Arranged side by side and stacked in succession on a small table against a wall, kitchen utensils and natural products are displayed, expertly rendered in their clear and compact physicality.

The first of the two paintings features a copper cauldron, a square-based glass bottle partially filled with a clear liquid that could be wine or oil, two terracotta jugs of different sizes and glazes, and an unlit metal lantern. Along with a knife and a key, there are also four onions and two citrus fruits, while in the foreground, the severed head of a calf takes on a significant role in terms of space and expression.

In the second painting, the only element we find, besides the surface and the back wall, is the smaller jug, covered in brown glaze and with a small hemispherical lid. The rest of the objects are different: a few more tapered spring onions protrude from the table, the large jug is also brown glazed, the bottle has a different shape and, instead of a paper stopper, a halved orange covers the mouth. The knife appears silvery and is flanked by a spoon, just below it a lidded cup with floral decorations and an upside-down cup on its saucer, and finally a bronze mortar, a brass candle holder, and an apple. A large yellow pumpkin can be said to have replaced the calf's head.

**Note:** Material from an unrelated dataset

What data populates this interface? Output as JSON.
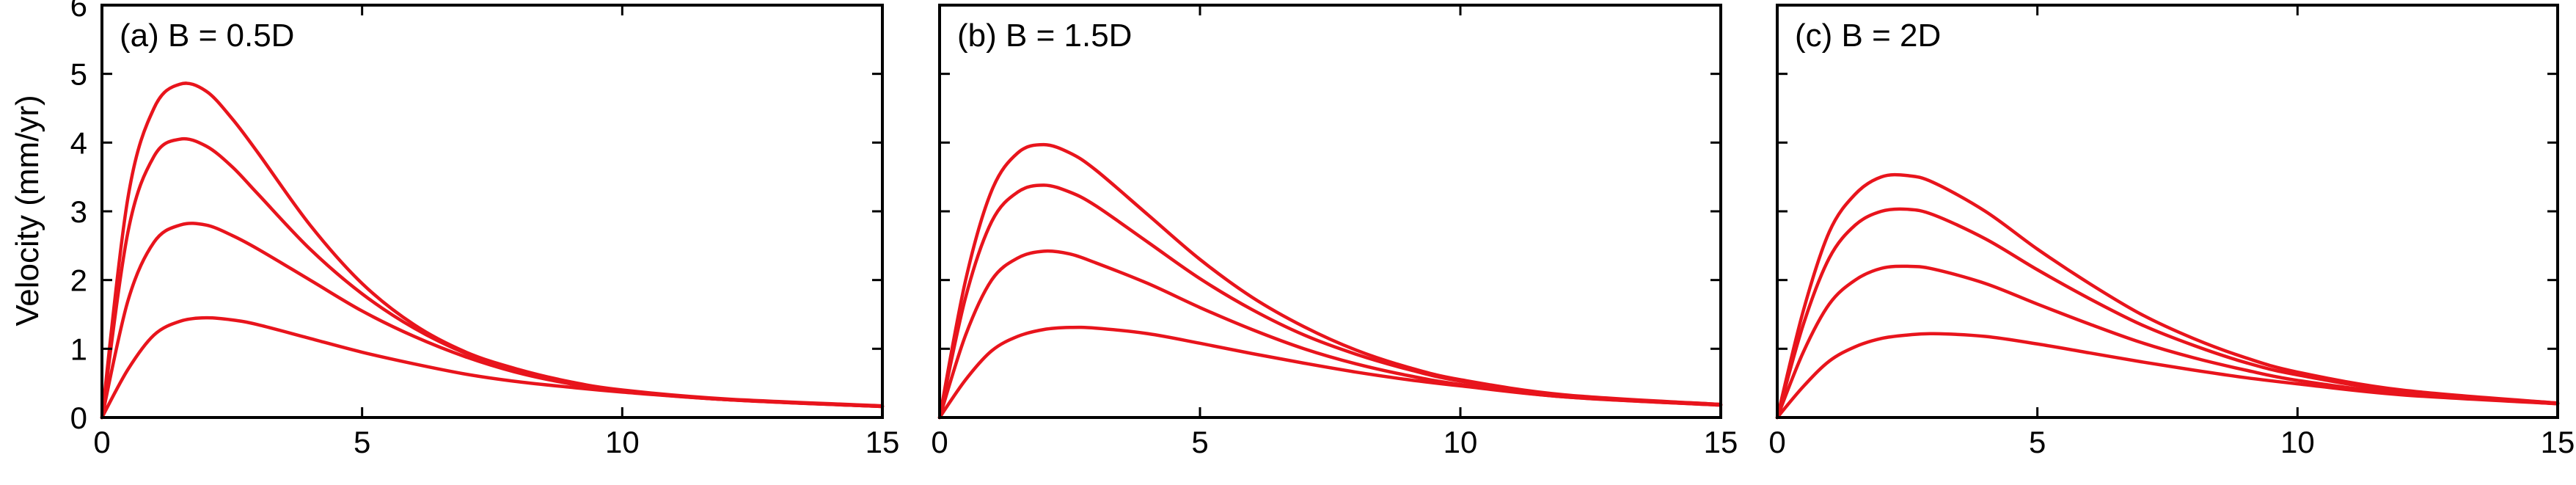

Despite the simplicity of the composition, each presence is described through the perception of its own materials, supported by a chiaroscuro that, through the cones of shadow, outlines them in a rendering that can be described as tactile.

A description of the presences in the visual field, their consistency resembling geometric solids, would almost suffice to understand a kind of sublimation that reveals the artist's abstract vocation. We thus find a metaphysics of things in the most practical and humble space of the home, in the essentiality of a kitchen, within which tools, foods, and substances take on rhythm and punctuation, bringing the most diverse materials together in a harmonious direction.

This symphonic rendering is the fruit of a controlled and silent mastery with an unmistakable style, that of Fano-born Calo Magini, who combined a full-bodied brushstroke, reminiscent of the seventeenth-century, with a modern thought of rare clarity.